The local 9th graders were sentenced to watch Hidden Figures by their English teacher. Immigrant Dad’s running text message commentary:

Watching the movie “Hidden Figures” about Black women at NASA. About how they created the space program for us.

I stopped the movie to say that the real hidden figures were 1600 Nazi scientists, led by Werner von Braun, the SS Sturmbannführer [major] who basically did everything.

All white males.

Aryans.

In this movie, von Braun is nowhere to be seen despite scenes with Alan Shepard and NASA top brass

Can’t afford to have an SS guy in this poetic script.

Black women all coding now. And teaching white men how to do it.

This whole film was a giant waste of time.

I need to help my kid write a paper referencing this work of woke art. I am teaching them how to feed idiots what they want to hear. Useful in life.

Another friend chimed in:

The scene where Harrison smashes the Colored Ladies Room sign never happened, as in real life Katherine refused to walk the extra distance to use the colored bathroom and, in her words, “just went to the White one”

A Silicon Valley coder in the chat group:

These ladies make money in a more civilized manner: https://youtu.be/hsm4poTWjMs (featuring Joe Biden’s friend Cardi B). Those fingernails are like Chinese foot binding, they say, “I am too important to do a ghetto job like programming.” Remember that the black struggle was all about getting off the plantation; why go back to it with all the Indians and people on the autism spectrum? [black power fist emoji]

I’m not sure that the youngsters learned what the teacher was hoping they would…

They are watching and making fun of it. Especially black women programmers. In [one kid’s] view Blacks are as rare in computer science as whites in basketball.
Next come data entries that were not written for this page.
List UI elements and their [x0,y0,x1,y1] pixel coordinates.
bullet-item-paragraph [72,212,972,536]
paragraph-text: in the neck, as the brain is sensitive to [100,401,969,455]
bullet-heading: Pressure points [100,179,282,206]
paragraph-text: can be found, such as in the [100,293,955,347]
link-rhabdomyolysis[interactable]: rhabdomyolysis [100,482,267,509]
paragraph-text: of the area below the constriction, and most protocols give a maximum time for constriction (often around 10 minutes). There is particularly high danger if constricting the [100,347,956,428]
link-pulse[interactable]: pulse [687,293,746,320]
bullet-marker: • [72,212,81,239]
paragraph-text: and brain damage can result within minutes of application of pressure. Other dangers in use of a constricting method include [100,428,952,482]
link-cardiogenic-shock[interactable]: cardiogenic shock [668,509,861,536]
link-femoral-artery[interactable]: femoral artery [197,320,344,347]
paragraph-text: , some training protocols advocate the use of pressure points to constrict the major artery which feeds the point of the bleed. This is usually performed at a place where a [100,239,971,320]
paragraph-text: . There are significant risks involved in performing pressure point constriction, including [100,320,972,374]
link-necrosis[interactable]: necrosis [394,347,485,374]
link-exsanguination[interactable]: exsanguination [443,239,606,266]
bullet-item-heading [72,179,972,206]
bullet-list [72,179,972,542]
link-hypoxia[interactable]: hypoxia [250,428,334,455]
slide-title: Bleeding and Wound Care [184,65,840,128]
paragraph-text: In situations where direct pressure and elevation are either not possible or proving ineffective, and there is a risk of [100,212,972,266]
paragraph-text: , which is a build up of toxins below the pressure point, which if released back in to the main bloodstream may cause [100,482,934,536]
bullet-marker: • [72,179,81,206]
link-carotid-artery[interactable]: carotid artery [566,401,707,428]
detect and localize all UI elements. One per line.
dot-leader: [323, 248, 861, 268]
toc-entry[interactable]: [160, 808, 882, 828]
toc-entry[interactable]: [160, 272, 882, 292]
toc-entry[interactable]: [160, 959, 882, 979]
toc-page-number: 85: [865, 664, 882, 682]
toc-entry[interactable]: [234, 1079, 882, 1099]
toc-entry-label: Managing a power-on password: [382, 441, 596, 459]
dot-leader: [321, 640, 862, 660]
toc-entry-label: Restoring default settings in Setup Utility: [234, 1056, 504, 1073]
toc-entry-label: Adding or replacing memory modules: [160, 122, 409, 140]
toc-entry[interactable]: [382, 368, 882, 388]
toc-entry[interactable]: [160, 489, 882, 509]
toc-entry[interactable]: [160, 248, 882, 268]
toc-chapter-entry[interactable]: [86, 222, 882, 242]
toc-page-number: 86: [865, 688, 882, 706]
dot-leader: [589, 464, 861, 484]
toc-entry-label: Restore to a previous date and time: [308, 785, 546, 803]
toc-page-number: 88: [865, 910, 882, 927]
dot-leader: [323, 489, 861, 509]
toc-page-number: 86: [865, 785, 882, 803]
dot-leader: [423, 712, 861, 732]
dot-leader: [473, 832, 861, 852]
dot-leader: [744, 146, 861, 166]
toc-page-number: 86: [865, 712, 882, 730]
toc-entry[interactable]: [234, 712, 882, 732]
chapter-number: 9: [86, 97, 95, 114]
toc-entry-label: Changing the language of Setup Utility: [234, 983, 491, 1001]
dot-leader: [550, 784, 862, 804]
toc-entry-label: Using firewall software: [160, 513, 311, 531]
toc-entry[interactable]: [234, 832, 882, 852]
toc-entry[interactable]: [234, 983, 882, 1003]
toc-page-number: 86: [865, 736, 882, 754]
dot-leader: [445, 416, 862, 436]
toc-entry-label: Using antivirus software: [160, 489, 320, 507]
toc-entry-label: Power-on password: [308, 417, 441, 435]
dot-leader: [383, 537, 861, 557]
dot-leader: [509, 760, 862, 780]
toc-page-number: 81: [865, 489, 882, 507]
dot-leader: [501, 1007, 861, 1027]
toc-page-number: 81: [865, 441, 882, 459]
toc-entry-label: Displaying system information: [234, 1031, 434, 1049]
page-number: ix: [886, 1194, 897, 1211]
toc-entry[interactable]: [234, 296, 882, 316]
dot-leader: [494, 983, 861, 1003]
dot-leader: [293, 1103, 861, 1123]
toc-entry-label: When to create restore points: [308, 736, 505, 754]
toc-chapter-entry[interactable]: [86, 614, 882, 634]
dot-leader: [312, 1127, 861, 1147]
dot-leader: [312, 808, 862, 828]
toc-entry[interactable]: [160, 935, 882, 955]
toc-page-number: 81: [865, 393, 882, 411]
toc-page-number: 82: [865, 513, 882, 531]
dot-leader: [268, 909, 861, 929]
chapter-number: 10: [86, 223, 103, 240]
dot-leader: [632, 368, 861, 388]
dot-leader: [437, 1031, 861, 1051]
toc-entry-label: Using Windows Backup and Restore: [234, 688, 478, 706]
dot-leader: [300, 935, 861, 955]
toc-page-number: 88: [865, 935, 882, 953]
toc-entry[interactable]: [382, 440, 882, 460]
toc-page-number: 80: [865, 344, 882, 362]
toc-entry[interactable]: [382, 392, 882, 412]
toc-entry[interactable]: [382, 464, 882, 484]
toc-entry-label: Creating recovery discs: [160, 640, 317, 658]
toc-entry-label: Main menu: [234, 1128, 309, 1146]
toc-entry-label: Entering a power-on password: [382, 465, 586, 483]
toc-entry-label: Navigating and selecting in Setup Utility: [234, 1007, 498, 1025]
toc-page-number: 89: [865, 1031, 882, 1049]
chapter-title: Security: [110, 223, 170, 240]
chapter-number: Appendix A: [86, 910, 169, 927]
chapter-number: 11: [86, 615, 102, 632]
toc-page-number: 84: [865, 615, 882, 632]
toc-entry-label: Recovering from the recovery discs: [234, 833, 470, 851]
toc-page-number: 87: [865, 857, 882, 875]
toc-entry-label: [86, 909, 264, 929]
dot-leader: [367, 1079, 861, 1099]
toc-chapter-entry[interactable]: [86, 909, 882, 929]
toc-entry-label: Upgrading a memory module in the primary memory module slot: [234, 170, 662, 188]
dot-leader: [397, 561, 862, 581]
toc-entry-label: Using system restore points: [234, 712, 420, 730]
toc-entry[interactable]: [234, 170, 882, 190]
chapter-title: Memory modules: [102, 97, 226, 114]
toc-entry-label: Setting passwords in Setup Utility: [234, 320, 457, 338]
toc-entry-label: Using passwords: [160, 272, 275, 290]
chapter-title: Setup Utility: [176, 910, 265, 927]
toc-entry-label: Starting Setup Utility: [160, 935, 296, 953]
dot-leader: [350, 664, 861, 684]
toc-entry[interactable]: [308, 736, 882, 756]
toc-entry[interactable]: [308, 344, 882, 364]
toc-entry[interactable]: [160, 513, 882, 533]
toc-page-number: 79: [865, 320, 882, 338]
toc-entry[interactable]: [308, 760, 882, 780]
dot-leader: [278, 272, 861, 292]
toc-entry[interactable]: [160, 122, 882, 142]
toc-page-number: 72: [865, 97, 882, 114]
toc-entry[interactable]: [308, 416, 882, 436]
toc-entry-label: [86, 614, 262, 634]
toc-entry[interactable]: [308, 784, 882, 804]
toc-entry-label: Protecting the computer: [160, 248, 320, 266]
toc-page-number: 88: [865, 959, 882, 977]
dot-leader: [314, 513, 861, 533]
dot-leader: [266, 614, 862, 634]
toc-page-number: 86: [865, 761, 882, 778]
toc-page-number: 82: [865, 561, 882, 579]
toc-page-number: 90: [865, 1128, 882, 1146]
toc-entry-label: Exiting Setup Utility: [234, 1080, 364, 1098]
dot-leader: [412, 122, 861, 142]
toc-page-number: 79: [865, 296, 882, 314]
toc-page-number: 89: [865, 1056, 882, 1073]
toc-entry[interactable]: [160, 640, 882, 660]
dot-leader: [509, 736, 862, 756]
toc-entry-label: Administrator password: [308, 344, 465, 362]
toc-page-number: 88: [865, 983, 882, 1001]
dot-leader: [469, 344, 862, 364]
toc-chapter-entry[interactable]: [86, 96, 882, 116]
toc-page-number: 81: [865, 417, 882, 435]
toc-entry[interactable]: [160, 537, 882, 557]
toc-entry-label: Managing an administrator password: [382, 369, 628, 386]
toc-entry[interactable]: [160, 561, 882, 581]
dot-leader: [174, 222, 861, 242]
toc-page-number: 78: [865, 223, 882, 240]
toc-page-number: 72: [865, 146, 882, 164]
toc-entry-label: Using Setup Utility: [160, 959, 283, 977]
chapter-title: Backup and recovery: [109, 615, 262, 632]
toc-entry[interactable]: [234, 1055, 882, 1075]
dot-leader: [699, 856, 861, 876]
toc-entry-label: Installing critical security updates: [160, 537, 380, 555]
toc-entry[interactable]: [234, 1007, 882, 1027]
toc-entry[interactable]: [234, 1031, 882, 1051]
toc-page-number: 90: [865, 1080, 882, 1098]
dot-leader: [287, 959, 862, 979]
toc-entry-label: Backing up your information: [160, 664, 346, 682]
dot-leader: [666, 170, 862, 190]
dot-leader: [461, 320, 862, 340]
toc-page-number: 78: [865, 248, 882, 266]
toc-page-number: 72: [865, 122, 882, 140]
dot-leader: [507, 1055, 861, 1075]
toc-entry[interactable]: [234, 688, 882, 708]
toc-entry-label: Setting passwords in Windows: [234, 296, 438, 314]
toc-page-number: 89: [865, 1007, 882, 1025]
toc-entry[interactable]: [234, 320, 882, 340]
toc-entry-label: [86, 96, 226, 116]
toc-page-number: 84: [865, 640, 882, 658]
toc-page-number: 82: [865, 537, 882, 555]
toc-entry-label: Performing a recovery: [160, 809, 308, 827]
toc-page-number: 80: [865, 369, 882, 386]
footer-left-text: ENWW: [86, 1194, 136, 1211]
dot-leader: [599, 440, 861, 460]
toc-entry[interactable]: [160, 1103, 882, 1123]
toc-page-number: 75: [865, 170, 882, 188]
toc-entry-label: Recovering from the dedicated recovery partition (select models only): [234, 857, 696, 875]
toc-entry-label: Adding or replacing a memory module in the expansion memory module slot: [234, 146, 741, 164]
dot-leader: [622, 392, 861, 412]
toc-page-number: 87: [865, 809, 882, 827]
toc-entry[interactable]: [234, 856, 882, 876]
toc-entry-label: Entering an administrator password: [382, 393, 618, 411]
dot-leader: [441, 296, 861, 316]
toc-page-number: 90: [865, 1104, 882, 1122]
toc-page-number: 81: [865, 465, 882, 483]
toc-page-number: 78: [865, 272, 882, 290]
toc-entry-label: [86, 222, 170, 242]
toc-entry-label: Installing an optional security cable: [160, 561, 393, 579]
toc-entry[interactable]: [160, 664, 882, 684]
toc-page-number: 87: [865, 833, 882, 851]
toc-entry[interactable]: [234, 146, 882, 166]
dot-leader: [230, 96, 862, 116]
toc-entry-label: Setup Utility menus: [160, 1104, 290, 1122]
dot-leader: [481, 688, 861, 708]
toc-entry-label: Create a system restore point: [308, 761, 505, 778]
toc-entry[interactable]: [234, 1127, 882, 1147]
How does Immigrant Dad’s history lesson hold up? Wikipedia:

Operation Paperclip was a secret program of the Joint Intelligence Objectives Agency (JIOA) largely carried out by special agents of Army CIC, in which more than 1,600 German scientists, engineers, and technicians, such as Wernher von Braun and his V-2 rocket team, were taken from Germany to the United States, for U.S. government employment, primarily between 1945 and 1959. Many were former members, and some were former leaders, of the Nazi Party.

Some January photos from the Kennedy Space Center. Note that programmer Margaret Hamilton is depicted larger than life size, while Werner von Braun is at 1/10th the scale. (The photo on the bottom is captioned “The Original Mercury Seven Astronauts with a USAF F-106.” Alan Shepard is among them. They are but midgets next to Margaret Hamilton.)

And this is a good time to reprise my heroic Cirrus SR20 landing on a 15,000′ runway (same trip):

Also a good time to remember our hosts down there, Al Worden, who sadly died just 6 weeks later despite seeming to be in perfect health, and Bruce Melnick, helicopter pilot-turned-astronaut.